Bentley also explains that when we feed children low density foods, like breads, cereals and starches, we "fill them up" but we didn't feed them with quality nutriments. As a result the demand for breast milk which is nutritious may be reduced, a double loss.
One of the innovations of the 1940's was the idea of introducing one food at a time, beginning with white rice.
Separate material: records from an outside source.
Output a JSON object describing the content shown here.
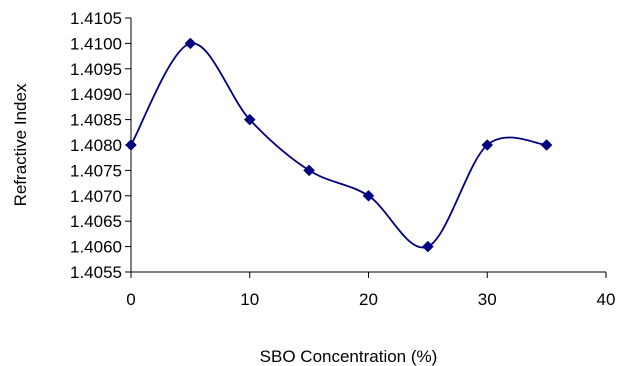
{
  "chart_data": {
    "type": "line",
    "title": "",
    "xlabel": "SBO Concentration (%)",
    "ylabel": "Refractive Index",
    "xlim": [
      0,
      40
    ],
    "ylim": [
      1.4055,
      1.4105
    ],
    "x_ticks": [
      "0",
      "10",
      "20",
      "30",
      "40"
    ],
    "y_ticks": [
      "1.4055",
      "1.4060",
      "1.4065",
      "1.4070",
      "1.4075",
      "1.4080",
      "1.4085",
      "1.4090",
      "1.4095",
      "1.4100",
      "1.4105"
    ],
    "grid": false,
    "legend": "none",
    "smooth": true,
    "marker": "diamond",
    "series_color": "#000080",
    "x": [
      0,
      5,
      10,
      15,
      20,
      25,
      30,
      35
    ],
    "series": [
      {
        "values": [
          1.408,
          1.41,
          1.4085,
          1.4075,
          1.407,
          1.406,
          1.408,
          1.408
        ]
      }
    ]
  }
}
Some there was a special order for introducing new foods, white rice, apple sauce, mashed banana, pureed vegetables, and lastly meats. By the end of WWII, in the USA, white rice was firmly established as the ideal first food for weaning babies.
This reinforces a theme that I've seen often. Industry sets the agenda, and tells us what's good for us. We now know that this diet was entirely inadequate, especially if suckling was reduced.
"Baby Foods" to Avoid
Fruit juices, and flour based foods like rusks, or cereals and bread, contain "energy" but very little nutriment. Porridge is filling, but it's not a quality food. Adding butter, cream, or chopped bacon to it would help increase the nutriment density.
Added sugar should be eliminated from the diet of children. Porridge or Weet-bix with sugar is a double bad.
Grain Based Foods are Insufficient
Because of poverty most children in South Africa are weaned onto soft maize meal porridge, a bulky food but with low nutriment density. It's insufficient in protein and fats, vitamin A, iron, zinc and calcium. In South Africa less that 20% of infants are given meat based foods, and only 20% get dairy products regularly.
Our Fat Human Babies Must be Fed a Quality Diet
The science is very clear - to build a strong nation we have to feed our children well. The South African Dietary Guidelines for Weaning are a fabulous resource, but they admit that many families cannot afford the best diet, so the guidelines cannot be followed. The solution is to for government to make better quality food available to families with young children. We shouldn't accept poor diet as normal in our society.
The South African Dietary Guidelines for Weaning recommend that children are fed chicken, fish, meat, dairy foods and eggs every day, so children will grow taller. They will also develop larger brains. Unfortunately, chicken, fish, meat, dairy foods and eggs are expensive. In South Africa their daily inclusion in the diet of infants is a challenge.